The Belgian government has split apart after Prime Minister Charles Michel ignored the objections of his ruling coalition’s biggest party and insisted he would sign the UN migration pact.
The Flemish nationalist New Flemish Alliance (N-VA) party quit the government following crisis talks over the weekend, prompting Michel to announce he would travel to Marrakesh to sign the controversial compact representing a minority government.
Stepping down as interior minister on Sunday, the N-VA’s Jan Jambon told local media “I think that, formally speaking, we are stepping down. We said that if the coalition goes to Marrakesh, it will be without us.”
The patriotic party had previously produced a list of 30 objections to signing the so-called Global Compact on Safe and Orderly Migration including a lack of differentiation between illegal and legal flows, and questions over whether the agreement, which declares mass immigration to be “inevitable, desirable and necessary”, could have a chilling effect on objective journalism.
Vice Prime Minister Alexander De Croo rebuffed the N-VA for branding the parties set to sign Belgium up to the UN document as a ‘Marrakesh coalition’, asserting that ministers will continue to have “firm but humane” migration policies because “no one in this government wants to pursue open [borders]”.
Pro-mass migration NGOs and left-wing politicians rejoiced on Sunday, however, after it was announced N-VA immigration minister, Theo Franken, would be replaced by the liberal health minister, Maggie De Block, as she immediately announced she would seek to abolish quotas limiting the number of asylum applications to 50 per day.

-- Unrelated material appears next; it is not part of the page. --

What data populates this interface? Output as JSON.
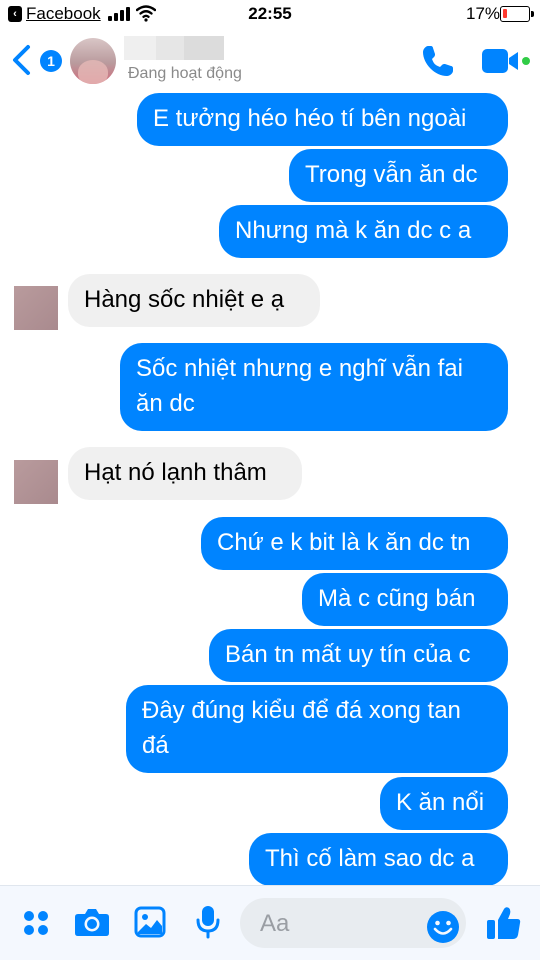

Green party chairman and UN compact advocate Meyrem Almaci, who has been fiercely critical of N-VA’s previous influence on Belgian immigration policy, celebrated the reshuffle on social media, tweeting that De Block’s appointment was a victory for “humanity”.
Kati Verstrepen, head of the left-wing NGO League for Human Rights, praised the “political courage” of Michel and the parties which backed the agreement, commenting that their support for the pact shows they “are of the opinion that human rights must be the guiding principle when devising immigration policy”.
In recent weeks a growing list of countries, some of the most recent of which include Italy, Slovakia, and Latvia, have pulled out of the global compact before it is due to be formally ratified on December 10-11.